- Culture
- 27 Jul 10
Here be a beast that deserves a place alongside Bride of Frankenstein or David Cronenberg's Rabid.
It took Vincenzo Natali almost 14 years to make Splice a reality; the script was always sound but the CG simply wasn’t there yet. It was well worth the wait: the film’s selective and inventive use of the same technological advances that defined Avatar make you gasp and wonder what the cult director of Cube might have done with a $300 million budget. In any case, he hardly needed the dough: Splice is a superb new thriller created for the astonishingly low, low price of $16 million. Even for a writer-director capable of creating a Philip K Dick inspired wonderland (Cypher) on a shoestring, it’s a sterling achievement.

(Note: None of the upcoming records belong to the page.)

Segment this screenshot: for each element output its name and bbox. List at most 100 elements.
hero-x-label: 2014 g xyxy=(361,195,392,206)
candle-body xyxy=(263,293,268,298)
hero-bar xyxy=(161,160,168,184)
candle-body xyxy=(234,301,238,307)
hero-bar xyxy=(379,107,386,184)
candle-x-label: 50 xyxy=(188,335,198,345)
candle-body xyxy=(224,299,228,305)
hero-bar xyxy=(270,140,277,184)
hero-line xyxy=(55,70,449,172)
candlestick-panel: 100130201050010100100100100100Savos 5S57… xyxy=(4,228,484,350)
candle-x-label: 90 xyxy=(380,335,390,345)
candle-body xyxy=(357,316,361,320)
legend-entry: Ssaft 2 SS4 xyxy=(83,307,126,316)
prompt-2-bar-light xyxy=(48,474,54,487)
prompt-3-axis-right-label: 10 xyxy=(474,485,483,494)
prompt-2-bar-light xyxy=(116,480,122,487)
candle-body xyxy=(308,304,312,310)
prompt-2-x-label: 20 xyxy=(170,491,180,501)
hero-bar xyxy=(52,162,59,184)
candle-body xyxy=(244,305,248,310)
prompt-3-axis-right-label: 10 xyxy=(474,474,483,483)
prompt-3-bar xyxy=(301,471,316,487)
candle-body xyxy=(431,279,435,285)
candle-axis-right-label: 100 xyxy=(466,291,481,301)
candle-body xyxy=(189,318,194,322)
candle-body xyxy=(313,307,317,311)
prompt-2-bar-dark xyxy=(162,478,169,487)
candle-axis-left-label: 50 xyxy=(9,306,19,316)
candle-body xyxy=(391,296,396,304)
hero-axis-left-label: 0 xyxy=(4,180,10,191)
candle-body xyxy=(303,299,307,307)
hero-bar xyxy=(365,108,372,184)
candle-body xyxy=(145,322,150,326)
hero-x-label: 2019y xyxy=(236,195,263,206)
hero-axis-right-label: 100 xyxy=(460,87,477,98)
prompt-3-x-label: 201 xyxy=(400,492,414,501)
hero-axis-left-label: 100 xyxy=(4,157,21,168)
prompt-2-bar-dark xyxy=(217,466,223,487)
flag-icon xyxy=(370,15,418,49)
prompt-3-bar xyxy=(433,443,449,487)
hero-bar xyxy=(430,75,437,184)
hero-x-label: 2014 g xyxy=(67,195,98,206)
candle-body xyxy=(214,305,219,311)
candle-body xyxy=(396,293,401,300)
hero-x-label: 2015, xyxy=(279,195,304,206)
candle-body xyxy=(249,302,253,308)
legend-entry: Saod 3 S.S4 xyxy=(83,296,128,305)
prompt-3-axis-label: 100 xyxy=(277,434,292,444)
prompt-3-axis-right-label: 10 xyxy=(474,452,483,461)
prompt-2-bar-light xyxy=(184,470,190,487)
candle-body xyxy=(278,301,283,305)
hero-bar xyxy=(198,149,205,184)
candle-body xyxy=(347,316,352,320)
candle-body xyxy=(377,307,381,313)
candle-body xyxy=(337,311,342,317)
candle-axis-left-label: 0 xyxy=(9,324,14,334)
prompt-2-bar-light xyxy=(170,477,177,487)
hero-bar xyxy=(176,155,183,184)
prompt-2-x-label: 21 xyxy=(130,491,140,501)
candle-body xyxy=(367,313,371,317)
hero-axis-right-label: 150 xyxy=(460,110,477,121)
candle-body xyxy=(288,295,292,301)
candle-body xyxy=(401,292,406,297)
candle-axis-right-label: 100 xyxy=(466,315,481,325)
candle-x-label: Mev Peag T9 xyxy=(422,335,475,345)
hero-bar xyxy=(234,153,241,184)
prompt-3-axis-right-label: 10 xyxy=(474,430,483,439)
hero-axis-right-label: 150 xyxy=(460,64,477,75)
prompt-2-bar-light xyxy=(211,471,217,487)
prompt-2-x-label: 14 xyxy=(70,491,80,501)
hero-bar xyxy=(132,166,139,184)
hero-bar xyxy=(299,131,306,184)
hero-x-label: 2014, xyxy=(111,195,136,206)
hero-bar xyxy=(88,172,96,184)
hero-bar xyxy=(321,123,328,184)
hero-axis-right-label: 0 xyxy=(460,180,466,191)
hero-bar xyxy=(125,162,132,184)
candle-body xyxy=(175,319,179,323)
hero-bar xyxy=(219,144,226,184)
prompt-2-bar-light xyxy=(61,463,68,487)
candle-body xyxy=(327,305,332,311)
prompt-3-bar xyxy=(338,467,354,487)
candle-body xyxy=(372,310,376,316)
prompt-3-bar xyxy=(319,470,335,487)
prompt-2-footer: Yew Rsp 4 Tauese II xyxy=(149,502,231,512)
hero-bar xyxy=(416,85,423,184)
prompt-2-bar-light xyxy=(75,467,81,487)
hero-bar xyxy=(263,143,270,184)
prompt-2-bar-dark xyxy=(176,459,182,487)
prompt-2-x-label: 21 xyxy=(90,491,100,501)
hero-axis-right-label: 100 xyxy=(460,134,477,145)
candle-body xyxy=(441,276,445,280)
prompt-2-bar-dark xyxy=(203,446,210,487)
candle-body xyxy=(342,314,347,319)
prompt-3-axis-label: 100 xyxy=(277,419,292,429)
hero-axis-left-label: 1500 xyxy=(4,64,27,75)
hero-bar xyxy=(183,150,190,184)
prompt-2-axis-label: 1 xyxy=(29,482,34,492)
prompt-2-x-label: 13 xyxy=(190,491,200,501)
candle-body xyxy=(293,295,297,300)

Never mind the Benjamins, Splice is much closer in tone and quality to Aliens than it is to Mr. Cameron’s most recent venture. A discombobulating Freudian reworking of the Frankenstein myth, the film follows genetic engineers and Wired cover stars Clive Nicoli (Adrien Brody) and Elsa Kast (Sarah Polley) as they meddle unnecessarily with nature. Under pressure from their sponsors at Big Pharma, the achingly hip young scientists attempt to accelerate their research by creating a chimera using their own DNA. The result is Dren (Delphine Chaneac) an increasingly human hybrid, whom Elsa dotes on.
This queasy cod domesticity, already under threat from snooping supervisors and secret childhood traumas, is blown apart when the creature reaches sexual maturity. Suddenly the makeshift family are caught up in creepy games that have more in common with Greek tragedy than with, say, Twister.
It’s only fitting that a movie about a chimera is itself a gallimaufry of science fiction, eroticism, horror and coming-of-age narrative. Mr. Natali deftly picks away at the new voguish hysteria around genetic research to exploit ancient dreads. In Splice, motherhood is a brutish, wrenching experience and fatherhood is dangerous in the way Jim Morrison once memorably described.
Ably performed and beautifully shot in a wintry, clinical palette, we immediately feel we’re in the presence of a beast that deserves a place alongside Bride of Frankenstein or David Cronenberg’s Rabid. Here be monsters.